Harmony Korine teases you — even his first name seems ironic. In his druggy symphonic poem, The Beach Bum, he feigns harmoniousness, but the movie is full of dissonances, small and mighty. You don’t always know how you’re supposed to take the title character, Moondog (Matthew McConaughey), a Southern Florida–based poet and novelist whose dissolution is positively zealous. If Moondog isn’t holding a giant spliff, sucking down PBRs, dancing around in a Jimmy Buffet–ish haze, and injecting himself into other people’s spaces, he doesn’t really exist. Is Korine celebrating Moondog’s life force even when his antics bring death? Or is Moondog’s relentless boundary-flouting meant to be tragic, to suggest a drive towards self-immolation and oblivion? A true dramatist doesn’t need to choose between those extremes or render any sort of judgment whatsoever. But I can’t tell if Korine is a true dramatist or a simpleminded provocateur who lives to mess with our heads. Both, probably. To him, the joke is that it’s all movie fodder. Moondog is an existential hero for a weightless universe.
McConaughey is certainly flying high. He sing-speaks his lines (some of them improvised) in a higher register, as if etherized. He doesn’t walk — he bops, he swivels. In his baggie shorts and loose, tie-dyed shirts, he’s always jazzed. He’ll snuggle with anyone (he’s a groper), but still go back to his wife, Minnie (Isla Fisher), an heiress with a Miami manse who has made peace with his long sojourns to the Keys because she accepts he’s a genius “from another dimension” — and maybe because she finds sexual fulfillment in the meantime with Snoop Dogg as a musician/drug dealer known as Lingerie. Moondog returns in time to make a spectacle of himself at his daughter’s wedding to a guy he calls a “milk-drinking closet case.” He’s momentarily nonplussed seeing Lingerie fondle his wife, but his philosophy of life only hardens.
There’s a have-it-both-ways element of The Beach Bum. Korine is strenuously honest in showing that this boho needs a lot of money to live as he does — although when Moondog’s circumstances change and he has no money, he gets by, sleeping on a beach beside other burnouts. Korine probably means to say that it’s the money that has made Moondog soft, unable to produce a book in years.

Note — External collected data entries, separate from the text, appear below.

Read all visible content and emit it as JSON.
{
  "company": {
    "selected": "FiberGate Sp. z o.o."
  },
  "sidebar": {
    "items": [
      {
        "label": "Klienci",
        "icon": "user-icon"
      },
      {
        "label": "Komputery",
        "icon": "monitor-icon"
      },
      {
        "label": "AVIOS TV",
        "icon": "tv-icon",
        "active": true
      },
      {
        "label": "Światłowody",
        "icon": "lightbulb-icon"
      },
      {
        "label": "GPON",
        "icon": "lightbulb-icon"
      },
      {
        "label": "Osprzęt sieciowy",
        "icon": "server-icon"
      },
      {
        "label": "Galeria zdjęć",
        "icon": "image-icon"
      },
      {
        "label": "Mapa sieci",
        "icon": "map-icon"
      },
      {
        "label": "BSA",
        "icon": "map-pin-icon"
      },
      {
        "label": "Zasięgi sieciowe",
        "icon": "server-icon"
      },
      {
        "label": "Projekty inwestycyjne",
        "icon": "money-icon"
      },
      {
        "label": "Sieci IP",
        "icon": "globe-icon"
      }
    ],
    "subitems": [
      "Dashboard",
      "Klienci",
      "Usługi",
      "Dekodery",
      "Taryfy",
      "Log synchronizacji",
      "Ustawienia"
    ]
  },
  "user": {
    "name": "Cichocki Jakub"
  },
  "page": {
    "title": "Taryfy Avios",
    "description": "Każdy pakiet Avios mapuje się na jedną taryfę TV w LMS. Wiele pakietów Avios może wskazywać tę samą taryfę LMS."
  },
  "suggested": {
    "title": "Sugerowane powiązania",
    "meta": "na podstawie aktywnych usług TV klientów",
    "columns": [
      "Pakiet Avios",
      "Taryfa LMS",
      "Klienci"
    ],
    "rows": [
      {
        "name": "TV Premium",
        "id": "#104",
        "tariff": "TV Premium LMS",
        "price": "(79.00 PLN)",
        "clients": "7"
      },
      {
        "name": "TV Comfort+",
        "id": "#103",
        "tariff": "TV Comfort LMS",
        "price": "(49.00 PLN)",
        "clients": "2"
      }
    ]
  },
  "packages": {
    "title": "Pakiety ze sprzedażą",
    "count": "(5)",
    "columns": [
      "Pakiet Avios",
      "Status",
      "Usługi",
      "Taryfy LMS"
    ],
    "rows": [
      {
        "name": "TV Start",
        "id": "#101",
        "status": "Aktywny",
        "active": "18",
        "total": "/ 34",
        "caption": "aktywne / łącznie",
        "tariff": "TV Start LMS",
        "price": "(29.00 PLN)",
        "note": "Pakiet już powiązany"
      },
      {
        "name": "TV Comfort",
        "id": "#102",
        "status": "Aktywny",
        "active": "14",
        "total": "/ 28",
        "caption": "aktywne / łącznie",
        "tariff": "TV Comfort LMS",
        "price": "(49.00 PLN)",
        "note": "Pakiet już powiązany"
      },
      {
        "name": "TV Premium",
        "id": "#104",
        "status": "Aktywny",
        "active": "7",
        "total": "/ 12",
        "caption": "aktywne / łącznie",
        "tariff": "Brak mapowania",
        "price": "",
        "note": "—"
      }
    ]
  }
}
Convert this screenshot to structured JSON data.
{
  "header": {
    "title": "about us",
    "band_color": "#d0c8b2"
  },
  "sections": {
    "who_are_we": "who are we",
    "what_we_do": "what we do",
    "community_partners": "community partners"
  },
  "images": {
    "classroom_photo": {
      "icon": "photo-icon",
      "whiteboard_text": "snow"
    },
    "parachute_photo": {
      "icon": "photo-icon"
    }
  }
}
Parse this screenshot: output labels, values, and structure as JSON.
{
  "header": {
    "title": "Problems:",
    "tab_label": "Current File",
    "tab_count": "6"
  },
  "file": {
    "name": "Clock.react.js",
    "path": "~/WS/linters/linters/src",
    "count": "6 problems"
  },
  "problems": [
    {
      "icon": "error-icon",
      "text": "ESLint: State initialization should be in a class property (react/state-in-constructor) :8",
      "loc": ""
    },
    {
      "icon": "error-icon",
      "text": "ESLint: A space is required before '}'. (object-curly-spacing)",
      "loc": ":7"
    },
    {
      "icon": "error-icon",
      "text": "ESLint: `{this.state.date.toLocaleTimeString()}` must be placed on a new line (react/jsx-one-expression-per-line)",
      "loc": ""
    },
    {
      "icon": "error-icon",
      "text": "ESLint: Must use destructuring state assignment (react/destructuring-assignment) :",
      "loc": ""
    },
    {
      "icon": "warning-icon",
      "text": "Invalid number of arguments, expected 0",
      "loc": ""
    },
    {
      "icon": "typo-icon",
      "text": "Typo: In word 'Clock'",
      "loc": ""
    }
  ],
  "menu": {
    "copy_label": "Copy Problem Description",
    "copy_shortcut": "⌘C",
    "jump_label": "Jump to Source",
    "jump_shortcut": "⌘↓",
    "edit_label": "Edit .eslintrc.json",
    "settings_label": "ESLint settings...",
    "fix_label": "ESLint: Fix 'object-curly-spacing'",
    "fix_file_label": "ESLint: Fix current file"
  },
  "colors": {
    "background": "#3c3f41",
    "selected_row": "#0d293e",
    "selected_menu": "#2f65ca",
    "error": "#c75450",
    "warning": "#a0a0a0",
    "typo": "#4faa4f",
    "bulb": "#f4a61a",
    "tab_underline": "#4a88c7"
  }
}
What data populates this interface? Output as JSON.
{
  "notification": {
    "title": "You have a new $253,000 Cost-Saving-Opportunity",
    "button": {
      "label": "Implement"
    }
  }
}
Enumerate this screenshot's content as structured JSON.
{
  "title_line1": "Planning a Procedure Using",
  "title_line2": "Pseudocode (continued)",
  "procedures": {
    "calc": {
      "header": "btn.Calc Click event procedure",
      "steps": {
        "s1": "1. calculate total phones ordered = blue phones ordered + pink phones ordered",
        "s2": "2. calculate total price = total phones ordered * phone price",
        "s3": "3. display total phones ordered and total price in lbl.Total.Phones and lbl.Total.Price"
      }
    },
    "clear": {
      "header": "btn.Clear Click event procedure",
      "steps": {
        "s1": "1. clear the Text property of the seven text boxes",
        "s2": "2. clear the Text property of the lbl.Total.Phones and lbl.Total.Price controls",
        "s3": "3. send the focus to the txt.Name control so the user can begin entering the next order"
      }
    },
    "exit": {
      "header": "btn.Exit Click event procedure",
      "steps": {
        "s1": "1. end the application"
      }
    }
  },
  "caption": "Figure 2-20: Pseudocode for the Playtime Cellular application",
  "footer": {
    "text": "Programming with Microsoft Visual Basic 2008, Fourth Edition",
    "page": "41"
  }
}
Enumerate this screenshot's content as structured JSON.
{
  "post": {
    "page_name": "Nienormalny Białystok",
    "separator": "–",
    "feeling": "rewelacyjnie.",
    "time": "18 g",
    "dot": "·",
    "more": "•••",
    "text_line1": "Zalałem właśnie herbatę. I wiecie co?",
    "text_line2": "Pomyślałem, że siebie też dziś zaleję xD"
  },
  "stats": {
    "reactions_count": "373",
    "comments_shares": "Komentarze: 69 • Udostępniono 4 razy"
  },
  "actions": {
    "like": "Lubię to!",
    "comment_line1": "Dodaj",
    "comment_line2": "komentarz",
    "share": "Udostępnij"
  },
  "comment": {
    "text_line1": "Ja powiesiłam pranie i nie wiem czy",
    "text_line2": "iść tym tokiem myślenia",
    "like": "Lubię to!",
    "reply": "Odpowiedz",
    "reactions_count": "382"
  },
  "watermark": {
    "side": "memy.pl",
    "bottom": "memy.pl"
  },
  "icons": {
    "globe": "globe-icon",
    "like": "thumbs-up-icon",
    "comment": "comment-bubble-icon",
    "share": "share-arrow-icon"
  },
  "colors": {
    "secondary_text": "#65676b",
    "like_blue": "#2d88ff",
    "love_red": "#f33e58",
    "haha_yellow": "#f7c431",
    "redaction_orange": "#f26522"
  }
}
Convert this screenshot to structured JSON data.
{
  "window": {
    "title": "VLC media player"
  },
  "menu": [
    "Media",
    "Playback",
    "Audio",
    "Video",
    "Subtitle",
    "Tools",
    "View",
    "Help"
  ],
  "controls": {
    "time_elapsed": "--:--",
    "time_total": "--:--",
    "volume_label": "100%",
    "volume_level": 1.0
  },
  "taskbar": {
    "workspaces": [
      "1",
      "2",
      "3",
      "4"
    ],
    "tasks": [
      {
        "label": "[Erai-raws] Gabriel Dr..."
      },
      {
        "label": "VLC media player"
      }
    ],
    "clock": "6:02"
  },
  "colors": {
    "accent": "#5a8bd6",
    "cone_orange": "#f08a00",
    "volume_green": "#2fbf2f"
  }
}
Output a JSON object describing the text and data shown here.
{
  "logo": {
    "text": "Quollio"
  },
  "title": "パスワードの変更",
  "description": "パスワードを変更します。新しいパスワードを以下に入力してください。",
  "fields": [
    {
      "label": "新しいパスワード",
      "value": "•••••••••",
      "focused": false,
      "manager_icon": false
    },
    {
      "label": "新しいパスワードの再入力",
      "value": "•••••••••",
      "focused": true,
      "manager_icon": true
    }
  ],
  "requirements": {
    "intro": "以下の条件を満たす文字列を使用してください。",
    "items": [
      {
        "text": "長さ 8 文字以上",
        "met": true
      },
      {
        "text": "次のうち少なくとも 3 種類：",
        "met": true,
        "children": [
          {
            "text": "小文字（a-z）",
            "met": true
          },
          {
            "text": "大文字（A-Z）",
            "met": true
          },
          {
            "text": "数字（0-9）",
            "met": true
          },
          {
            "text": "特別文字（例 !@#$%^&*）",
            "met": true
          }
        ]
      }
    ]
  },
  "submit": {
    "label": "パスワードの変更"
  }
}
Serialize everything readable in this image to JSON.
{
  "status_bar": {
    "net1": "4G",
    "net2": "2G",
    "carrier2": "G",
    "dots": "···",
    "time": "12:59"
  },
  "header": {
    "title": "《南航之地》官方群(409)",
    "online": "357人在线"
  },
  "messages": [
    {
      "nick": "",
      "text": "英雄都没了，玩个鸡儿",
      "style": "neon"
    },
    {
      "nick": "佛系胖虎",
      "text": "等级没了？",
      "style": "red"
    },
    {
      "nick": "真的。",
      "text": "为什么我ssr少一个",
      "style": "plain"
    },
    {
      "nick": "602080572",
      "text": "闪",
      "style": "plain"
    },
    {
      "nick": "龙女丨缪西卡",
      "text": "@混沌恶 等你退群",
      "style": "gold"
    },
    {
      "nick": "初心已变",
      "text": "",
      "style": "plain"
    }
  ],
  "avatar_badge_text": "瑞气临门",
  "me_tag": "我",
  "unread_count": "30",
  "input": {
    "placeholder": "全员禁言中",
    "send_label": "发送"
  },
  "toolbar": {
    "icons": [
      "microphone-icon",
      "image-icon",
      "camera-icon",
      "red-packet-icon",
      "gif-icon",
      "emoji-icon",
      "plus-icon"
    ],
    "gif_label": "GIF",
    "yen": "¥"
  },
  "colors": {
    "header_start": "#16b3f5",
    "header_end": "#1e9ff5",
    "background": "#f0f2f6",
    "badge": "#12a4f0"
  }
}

He also makes sure that you can’t get off on the romance of drunk driving. There’s an event midway through The Beach Bum that would — if this were a mainstream movie — shred the fabric of what has preceded it. In other circumstances, that event would lead to despair and self-hatred and a lingering sense of loss that no joyride could dispel. You’d get a 12-step film, like Don’t Worry, He Won’t Get Far on Foot: Time to accept a higher power. But Korine, bless him or curse him, has the courage of his convictions — or lack of convictions. Moondog keeps drinking, keeps smoking. It’s Korine’s contention — which might be meant as an ironic, movie-ish, feel-good fantasy, like the demented climax of Spring Breakers — that Moondog can hit the skids and still, while perched on a beam under a pier as the tide rushes in, pounding away on his manual typewriter — create the Great American Down and Out Novel. “I like to have fun, baby. Fun’s the fuckin’ gun,” he tells a journalist. And for Moondog, it appears to be just that. Even then, there are ironies. Moondog picks up a stray cat in the film’s first scene and keeps it alive, even at his most destructive. He’s loose with pussy, but not with a pussycat.
I imagine that Korine and his editor, Douglas Crise, would like you to think they were high as fuck in the editing room. They freewheel back and forth in time for no apparent reason except to seem as freewheeling as their protagonist. The chestnut-laden soundtrack, though, is fluid. This isn’t a cheapjack indie movie. Jimmy Buffet pops up — how could he not? Martin Lawrence has a delightful, gross-out bit as a dolphin-sighting tourist boat captain who’s so stoned that he wants to swim with dolphins even when said dolphins have triangular fins. Jonah Hill turns up as Moondog’s agent, a louche Southern dandy — another attempt by Hill to prove he’s a chameleon actor instead of the blob we first met in Superbad. All right, already, Jonah — you can act. Except you’ve rarely been as authentically great as you were in Superbad.
The Beach Bum would be more entertaining if it weren’t the same scene over and over, with escalation in lieu of evolution. But that’s Korine’s strategy, for better or worse, possibly both. I watched the movie from the vantage of someone who still curls up with a bourbon and Charles Bukowski, regretting only that I bought the book instead of stole it. I also watched the movie as a bourgeois materialist who cringes at vandalism (windows smashed, paintings defaced) for its own mindless sake. My reaction to the film can be summed up as follows: Get the fuck off my lawn, Moondog — but can I get a hit of that first?